9 Comments on Personal account: Louis Cicotello’s accident

  1. Thank you Dr. Welson for sharing David’s account of this tragedy. David’s positivity, strength and tenacity, despite the utter sadness of losing his brother, is a testament of the amazing person that he is. All of us at UNO are thinking of him and Louis’ family.

  2. Thank you so much for sharing this information. I know David well and my heart is so sad for him. I worked with David for many years at UNO and his survival is not a surprise to any of us here in the office. He is truly a remarkable human being and we all admire greatly, he is forever a true inspiration. I know the loss of a brother and it is not an easy loss! David has endured so much and has always risen to the top. As I read this and heard other accounts of the ordeal, I just kept thinking how this sounded like a movie and it could not possibly happen to someone I know, let alone this incredible man. I firmly believe God does not allow us to endure anything we cannot survive. David is a true testement this. We all love him here and wish him the very best. All our thoughts, prayers, heart felt condolences to David and Louis’ family! He talked of his brother often and I know he loved him dearly and will miss him even more.

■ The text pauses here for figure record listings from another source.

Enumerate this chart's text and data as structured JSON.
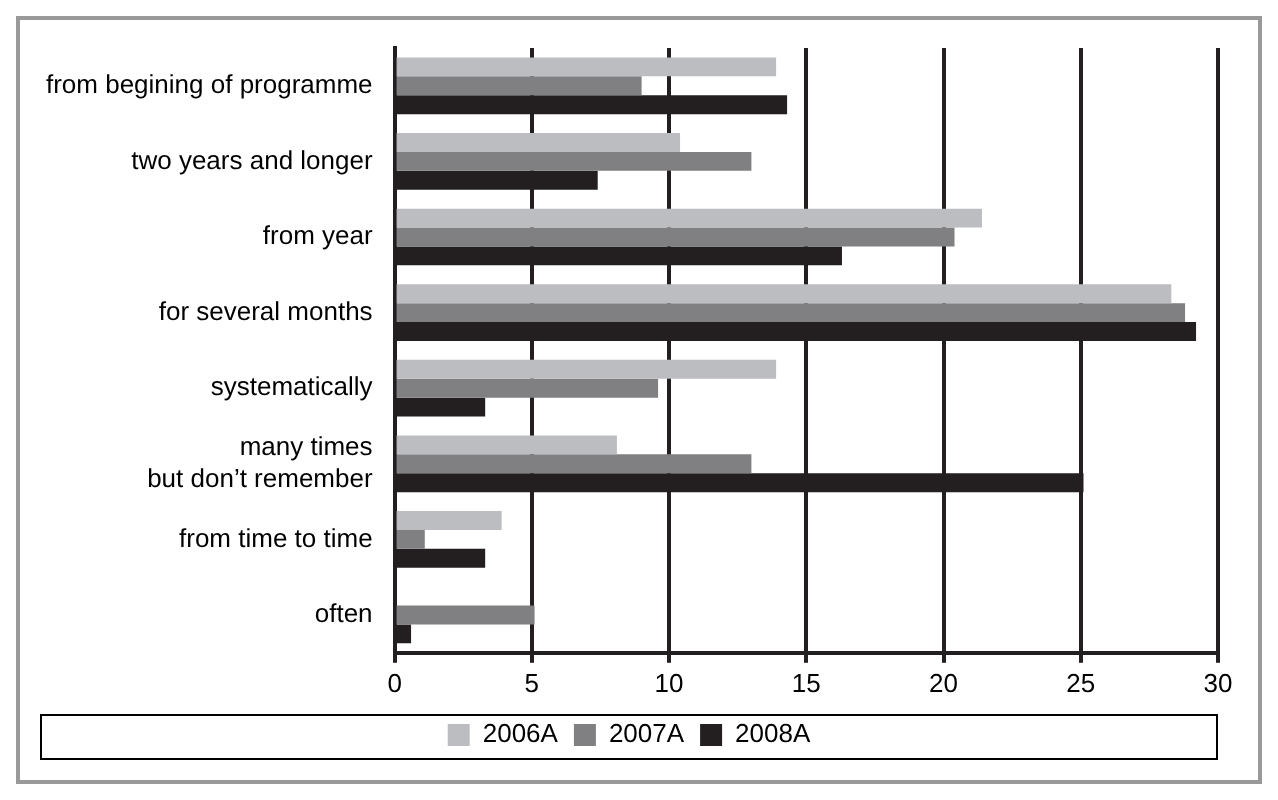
{
  "chart_data": {
    "type": "bar",
    "orientation": "horizontal",
    "categories": [
      "from begining of programme",
      "two years and longer",
      "from year",
      "for several months",
      "systematically",
      "many times\nbut don’t remember",
      "from time to time",
      "often"
    ],
    "series": [
      {
        "name": "2006A",
        "color": "#bcbdc0",
        "values": [
          13.9,
          10.4,
          21.4,
          28.3,
          13.9,
          8.1,
          3.9,
          null
        ]
      },
      {
        "name": "2007A",
        "color": "#808083",
        "values": [
          9.0,
          13.0,
          20.4,
          28.8,
          9.6,
          13.0,
          1.1,
          5.1
        ]
      },
      {
        "name": "2008A",
        "color": "#231f20",
        "values": [
          14.3,
          7.4,
          16.3,
          29.2,
          3.3,
          25.1,
          3.3,
          0.6
        ]
      }
    ],
    "xlim": [
      0,
      30
    ],
    "xticks": [
      0,
      5,
      10,
      15,
      20,
      25,
      30
    ],
    "grid": "x",
    "legend": "bottom"
  }
}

  3. I worked with David at UNO for four years in student orientation. David was one of the best bosses I have ever had. I am truly sorry to hear about David and the loss of his brother. I will keep David and his family in my prayers. I wish him a speedy recovery and hope that everything goes okay through this tragic loss. David is a very kind, caring individual and I am very happy to hear that he was able to survive this incident. I couldn’t agree more that his wisdom, intelligence, and toughness were the reasons for keeping him alive. I wanted to just reply and let David know that he has friends here in Omaha thinking of him and wishing him the best. Again David is a great individual, and I am truly blessed to know him and gotten the chance to work with him.

    Adam Hamilton

  4. What an amazing and also tragic story. David, we are all thinking about you during this very difficult time. Take care of yourself and we can’t wait to see you back in the ‘boro!

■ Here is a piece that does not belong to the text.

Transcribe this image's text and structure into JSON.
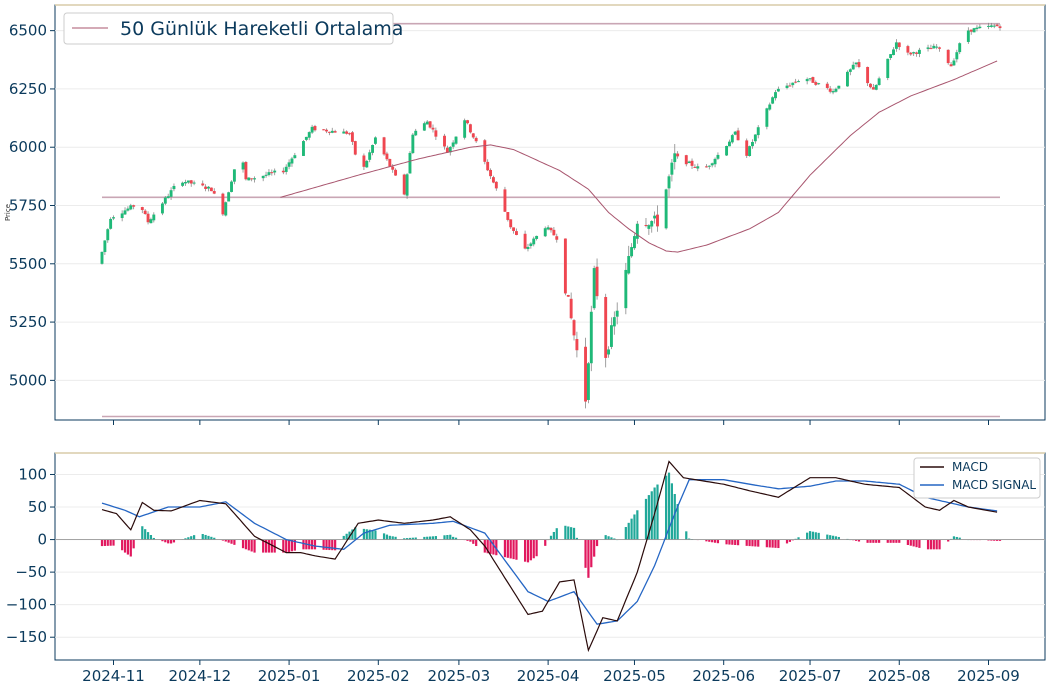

  5. David is a decent man whose intelligence, resourcefulness and fortitude are even more evident from this horrific experience. He does not deserve the family losses he has experienced. I ache for him as do his many friends, and we all wish him peace.

  6. I was fortunate to have hired David as one of our English teachers and he proved to be the best! We became very good friends,and still are,and I was dismayed to hear of his ordeal and the loss of his brother. I did not realize he had moved from UNO until this last Christmas card,and I failed to reply. I will no longer put it off as I value his friendship very much. I know that many people here at Eastern Wyoming College will be shocked and concerned when they hear this news.

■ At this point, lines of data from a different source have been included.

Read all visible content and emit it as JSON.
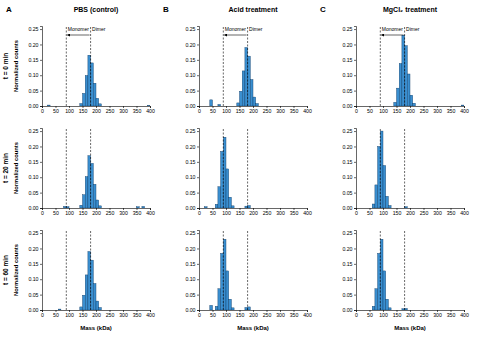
{
  "chart_data": [
    {
      "type": "histogram",
      "panel": "A",
      "title": "PBS (control)",
      "row_label": "t = 0 min",
      "ylabel": "Normalized counts",
      "color": "#3a8fd0",
      "bins": [
        0,
        10,
        20,
        30,
        40,
        50,
        60,
        70,
        80,
        90,
        100,
        110,
        120,
        130,
        140,
        150,
        160,
        170,
        180,
        190,
        200,
        210,
        220,
        230,
        240,
        250,
        260,
        270,
        280,
        290,
        300,
        310,
        320,
        330,
        340,
        350,
        360,
        370,
        380,
        390,
        400
      ],
      "counts": [
        0,
        0,
        0.003,
        0,
        0,
        0,
        0,
        0,
        0,
        0,
        0,
        0,
        0,
        0,
        0.008,
        0.041,
        0.099,
        0.165,
        0.14,
        0.074,
        0.025,
        0.007,
        0,
        0,
        0,
        0,
        0,
        0,
        0,
        0,
        0,
        0,
        0,
        0,
        0,
        0,
        0,
        0,
        0,
        0.002
      ],
      "xlim": [
        0,
        400
      ],
      "ylim": [
        0,
        0.26
      ],
      "xticks": [
        0,
        50,
        100,
        150,
        200,
        250,
        300,
        350,
        400
      ],
      "yticks": [
        {
          "value": 0,
          "label": "0.00"
        },
        {
          "value": 0.05,
          "label": "0.05"
        },
        {
          "value": 0.1,
          "label": "0.10"
        },
        {
          "value": 0.15,
          "label": "0.15"
        },
        {
          "value": 0.2,
          "label": "0.20"
        },
        {
          "value": 0.25,
          "label": "0.25"
        }
      ],
      "ref_lines": [
        {
          "value": 90,
          "label": "Monomer"
        },
        {
          "value": 180,
          "label": "Dimer"
        }
      ]
    },
    {
      "type": "histogram",
      "panel": "B",
      "title": "Acid treatment",
      "color": "#3a8fd0",
      "bins": [
        0,
        10,
        20,
        30,
        40,
        50,
        60,
        70,
        80,
        90,
        100,
        110,
        120,
        130,
        140,
        150,
        160,
        170,
        180,
        190,
        200,
        210,
        220,
        230,
        240,
        250,
        260,
        270,
        280,
        290,
        300,
        310,
        320,
        330,
        340,
        350,
        360,
        370,
        380,
        390,
        400
      ],
      "counts": [
        0,
        0,
        0,
        0,
        0.02,
        0,
        0,
        0.005,
        0,
        0,
        0,
        0,
        0,
        0,
        0.01,
        0.048,
        0.114,
        0.19,
        0.162,
        0.086,
        0.029,
        0.008,
        0,
        0,
        0,
        0,
        0,
        0,
        0,
        0,
        0,
        0,
        0,
        0,
        0,
        0,
        0,
        0,
        0,
        0
      ],
      "xlim": [
        0,
        400
      ],
      "ylim": [
        0,
        0.26
      ],
      "xticks": [
        0,
        50,
        100,
        150,
        200,
        250,
        300,
        350,
        400
      ],
      "yticks": [
        {
          "value": 0,
          "label": "0.00"
        },
        {
          "value": 0.05,
          "label": "0.05"
        },
        {
          "value": 0.1,
          "label": "0.10"
        },
        {
          "value": 0.15,
          "label": "0.15"
        },
        {
          "value": 0.2,
          "label": "0.20"
        },
        {
          "value": 0.25,
          "label": "0.25"
        }
      ],
      "ref_lines": [
        {
          "value": 90,
          "label": "Monomer"
        },
        {
          "value": 180,
          "label": "Dimer"
        }
      ]
    },
    {
      "type": "histogram",
      "panel": "C",
      "title": "MgCl₂ treatment",
      "color": "#3a8fd0",
      "bins": [
        0,
        10,
        20,
        30,
        40,
        50,
        60,
        70,
        80,
        90,
        100,
        110,
        120,
        130,
        140,
        150,
        160,
        170,
        180,
        190,
        200,
        210,
        220,
        230,
        240,
        250,
        260,
        270,
        280,
        290,
        300,
        310,
        320,
        330,
        340,
        350,
        360,
        370,
        380,
        390,
        400
      ],
      "counts": [
        0,
        0,
        0,
        0,
        0,
        0,
        0,
        0,
        0,
        0,
        0,
        0,
        0,
        0,
        0.012,
        0.058,
        0.138,
        0.23,
        0.196,
        0.104,
        0.035,
        0.009,
        0,
        0,
        0,
        0,
        0,
        0,
        0,
        0,
        0,
        0,
        0,
        0,
        0,
        0,
        0,
        0,
        0,
        0.003
      ],
      "xlim": [
        0,
        400
      ],
      "ylim": [
        0,
        0.26
      ],
      "xticks": [
        0,
        50,
        100,
        150,
        200,
        250,
        300,
        350,
        400
      ],
      "yticks": [
        {
          "value": 0,
          "label": "0.00"
        },
        {
          "value": 0.05,
          "label": "0.05"
        },
        {
          "value": 0.1,
          "label": "0.10"
        },
        {
          "value": 0.15,
          "label": "0.15"
        },
        {
          "value": 0.2,
          "label": "0.20"
        },
        {
          "value": 0.25,
          "label": "0.25"
        }
      ],
      "ref_lines": [
        {
          "value": 90,
          "label": "Monomer"
        },
        {
          "value": 180,
          "label": "Dimer"
        }
      ]
    },
    {
      "type": "histogram",
      "row_label": "t = 20 min",
      "ylabel": "Normalized counts",
      "color": "#3a8fd0",
      "bins": [
        0,
        10,
        20,
        30,
        40,
        50,
        60,
        70,
        80,
        90,
        100,
        110,
        120,
        130,
        140,
        150,
        160,
        170,
        180,
        190,
        200,
        210,
        220,
        230,
        240,
        250,
        260,
        270,
        280,
        290,
        300,
        310,
        320,
        330,
        340,
        350,
        360,
        370,
        380,
        390,
        400
      ],
      "counts": [
        0,
        0,
        0,
        0,
        0,
        0,
        0,
        0,
        0.005,
        0.004,
        0,
        0,
        0,
        0,
        0.009,
        0.043,
        0.102,
        0.17,
        0.145,
        0.077,
        0.026,
        0.007,
        0,
        0,
        0,
        0,
        0,
        0,
        0,
        0,
        0,
        0,
        0,
        0,
        0,
        0.004,
        0,
        0.005,
        0,
        0
      ],
      "xlim": [
        0,
        400
      ],
      "ylim": [
        0,
        0.26
      ],
      "xticks": [
        0,
        50,
        100,
        150,
        200,
        250,
        300,
        350,
        400
      ],
      "yticks": [
        {
          "value": 0,
          "label": "0.00"
        },
        {
          "value": 0.05,
          "label": "0.05"
        },
        {
          "value": 0.1,
          "label": "0.10"
        },
        {
          "value": 0.15,
          "label": "0.15"
        },
        {
          "value": 0.2,
          "label": "0.20"
        },
        {
          "value": 0.25,
          "label": "0.25"
        }
      ],
      "ref_lines": [
        {
          "value": 90
        },
        {
          "value": 180
        }
      ]
    },
    {
      "type": "histogram",
      "color": "#3a8fd0",
      "bins": [
        0,
        10,
        20,
        30,
        40,
        50,
        60,
        70,
        80,
        90,
        100,
        110,
        120,
        130,
        140,
        150,
        160,
        170,
        180,
        190,
        200,
        210,
        220,
        230,
        240,
        250,
        260,
        270,
        280,
        290,
        300,
        310,
        320,
        330,
        340,
        350,
        360,
        370,
        380,
        390,
        400
      ],
      "counts": [
        0,
        0,
        0.004,
        0,
        0,
        0,
        0.012,
        0.069,
        0.184,
        0.23,
        0.127,
        0.035,
        0.007,
        0,
        0,
        0,
        0,
        0.006,
        0.008,
        0,
        0,
        0,
        0,
        0,
        0,
        0,
        0,
        0,
        0,
        0,
        0,
        0,
        0,
        0,
        0,
        0,
        0,
        0,
        0,
        0
      ],
      "xlim": [
        0,
        400
      ],
      "ylim": [
        0,
        0.26
      ],
      "xticks": [
        0,
        50,
        100,
        150,
        200,
        250,
        300,
        350,
        400
      ],
      "yticks": [
        {
          "value": 0,
          "label": "0.00"
        },
        {
          "value": 0.05,
          "label": "0.05"
        },
        {
          "value": 0.1,
          "label": "0.10"
        },
        {
          "value": 0.15,
          "label": "0.15"
        },
        {
          "value": 0.2,
          "label": "0.20"
        },
        {
          "value": 0.25,
          "label": "0.25"
        }
      ],
      "ref_lines": [
        {
          "value": 90
        },
        {
          "value": 180
        }
      ]
    },
    {
      "type": "histogram",
      "color": "#3a8fd0",
      "bins": [
        0,
        10,
        20,
        30,
        40,
        50,
        60,
        70,
        80,
        90,
        100,
        110,
        120,
        130,
        140,
        150,
        160,
        170,
        180,
        190,
        200,
        210,
        220,
        230,
        240,
        250,
        260,
        270,
        280,
        290,
        300,
        310,
        320,
        330,
        340,
        350,
        360,
        370,
        380,
        390,
        400
      ],
      "counts": [
        0,
        0,
        0,
        0,
        0,
        0,
        0.013,
        0.075,
        0.2,
        0.25,
        0.138,
        0.038,
        0.008,
        0,
        0,
        0,
        0,
        0,
        0.004,
        0,
        0,
        0,
        0,
        0,
        0,
        0,
        0,
        0,
        0,
        0,
        0,
        0,
        0,
        0,
        0,
        0,
        0,
        0,
        0,
        0
      ],
      "xlim": [
        0,
        400
      ],
      "ylim": [
        0,
        0.26
      ],
      "xticks": [
        0,
        50,
        100,
        150,
        200,
        250,
        300,
        350,
        400
      ],
      "yticks": [
        {
          "value": 0,
          "label": "0.00"
        },
        {
          "value": 0.05,
          "label": "0.05"
        },
        {
          "value": 0.1,
          "label": "0.10"
        },
        {
          "value": 0.15,
          "label": "0.15"
        },
        {
          "value": 0.2,
          "label": "0.20"
        },
        {
          "value": 0.25,
          "label": "0.25"
        }
      ],
      "ref_lines": [
        {
          "value": 90
        },
        {
          "value": 180
        }
      ]
    },
    {
      "type": "histogram",
      "row_label": "t = 60 min",
      "ylabel": "Normalized counts",
      "xlabel": "Mass (kDa)",
      "color": "#3a8fd0",
      "bins": [
        0,
        10,
        20,
        30,
        40,
        50,
        60,
        70,
        80,
        90,
        100,
        110,
        120,
        130,
        140,
        150,
        160,
        170,
        180,
        190,
        200,
        210,
        220,
        230,
        240,
        250,
        260,
        270,
        280,
        290,
        300,
        310,
        320,
        330,
        340,
        350,
        360,
        370,
        380,
        390,
        400
      ],
      "counts": [
        0,
        0,
        0,
        0,
        0,
        0,
        0.003,
        0,
        0,
        0,
        0,
        0,
        0,
        0,
        0.01,
        0.048,
        0.114,
        0.19,
        0.162,
        0.086,
        0.029,
        0.008,
        0,
        0,
        0,
        0,
        0,
        0,
        0,
        0,
        0,
        0,
        0,
        0,
        0,
        0,
        0,
        0,
        0,
        0
      ],
      "xlim": [
        0,
        400
      ],
      "ylim": [
        0,
        0.26
      ],
      "xticks": [
        0,
        50,
        100,
        150,
        200,
        250,
        300,
        350,
        400
      ],
      "yticks": [
        {
          "value": 0,
          "label": "0.00"
        },
        {
          "value": 0.05,
          "label": "0.05"
        },
        {
          "value": 0.1,
          "label": "0.10"
        },
        {
          "value": 0.15,
          "label": "0.15"
        },
        {
          "value": 0.2,
          "label": "0.20"
        },
        {
          "value": 0.25,
          "label": "0.25"
        }
      ],
      "ref_lines": [
        {
          "value": 90
        },
        {
          "value": 180
        }
      ]
    },
    {
      "type": "histogram",
      "xlabel": "Mass (kDa)",
      "color": "#3a8fd0",
      "bins": [
        0,
        10,
        20,
        30,
        40,
        50,
        60,
        70,
        80,
        90,
        100,
        110,
        120,
        130,
        140,
        150,
        160,
        170,
        180,
        190,
        200,
        210,
        220,
        230,
        240,
        250,
        260,
        270,
        280,
        290,
        300,
        310,
        320,
        330,
        340,
        350,
        360,
        370,
        380,
        390,
        400
      ],
      "counts": [
        0,
        0,
        0,
        0,
        0.015,
        0,
        0.012,
        0.069,
        0.184,
        0.23,
        0.127,
        0.035,
        0.007,
        0,
        0,
        0,
        0,
        0.008,
        0.01,
        0,
        0,
        0,
        0,
        0,
        0,
        0,
        0,
        0,
        0,
        0,
        0,
        0,
        0,
        0,
        0,
        0,
        0,
        0,
        0,
        0
      ],
      "xlim": [
        0,
        400
      ],
      "ylim": [
        0,
        0.26
      ],
      "xticks": [
        0,
        50,
        100,
        150,
        200,
        250,
        300,
        350,
        400
      ],
      "yticks": [
        {
          "value": 0,
          "label": "0.00"
        },
        {
          "value": 0.05,
          "label": "0.05"
        },
        {
          "value": 0.1,
          "label": "0.10"
        },
        {
          "value": 0.15,
          "label": "0.15"
        },
        {
          "value": 0.2,
          "label": "0.20"
        },
        {
          "value": 0.25,
          "label": "0.25"
        }
      ],
      "ref_lines": [
        {
          "value": 90
        },
        {
          "value": 180
        }
      ]
    },
    {
      "type": "histogram",
      "xlabel": "Mass (kDa)",
      "color": "#3a8fd0",
      "bins": [
        0,
        10,
        20,
        30,
        40,
        50,
        60,
        70,
        80,
        90,
        100,
        110,
        120,
        130,
        140,
        150,
        160,
        170,
        180,
        190,
        200,
        210,
        220,
        230,
        240,
        250,
        260,
        270,
        280,
        290,
        300,
        310,
        320,
        330,
        340,
        350,
        360,
        370,
        380,
        390,
        400
      ],
      "counts": [
        0,
        0,
        0,
        0,
        0,
        0,
        0.012,
        0.069,
        0.184,
        0.23,
        0.127,
        0.035,
        0.007,
        0,
        0,
        0,
        0,
        0.004,
        0.005,
        0,
        0,
        0,
        0,
        0,
        0,
        0,
        0,
        0,
        0,
        0,
        0,
        0,
        0,
        0,
        0,
        0,
        0,
        0,
        0,
        0
      ],
      "xlim": [
        0,
        400
      ],
      "ylim": [
        0,
        0.26
      ],
      "xticks": [
        0,
        50,
        100,
        150,
        200,
        250,
        300,
        350,
        400
      ],
      "yticks": [
        {
          "value": 0,
          "label": "0.00"
        },
        {
          "value": 0.05,
          "label": "0.05"
        },
        {
          "value": 0.1,
          "label": "0.10"
        },
        {
          "value": 0.15,
          "label": "0.15"
        },
        {
          "value": 0.2,
          "label": "0.20"
        },
        {
          "value": 0.25,
          "label": "0.25"
        }
      ],
      "ref_lines": [
        {
          "value": 90
        },
        {
          "value": 180
        }
      ]
    }
  ]
}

  7. My son Jason called as soon as he heard the news. David, I’m so sorry for your loss. I know how badly it hurts, having lost my own brother not even a year ago. You are in my prayers as well as in the prayers of my friends here in Necedah. I hope that God has picked you up and brushed you off, and that soon you will be ready to live life some more. May God’s love be with you always.

  8. David has always been an inspiration to me and a big part of my continuing with the New Student Orientation at UNO. At every adviser session he quickly captivated the attention of all the students in the room. His crazy stories of his college experience in the 60’s and his modern street talk made him one of the best presenters to listened to. He didn’t just do his job at UNO, but he aspired to change lives by really caring and connecting with all of the new students and the people who worked for him.

    Thank you David for being a light.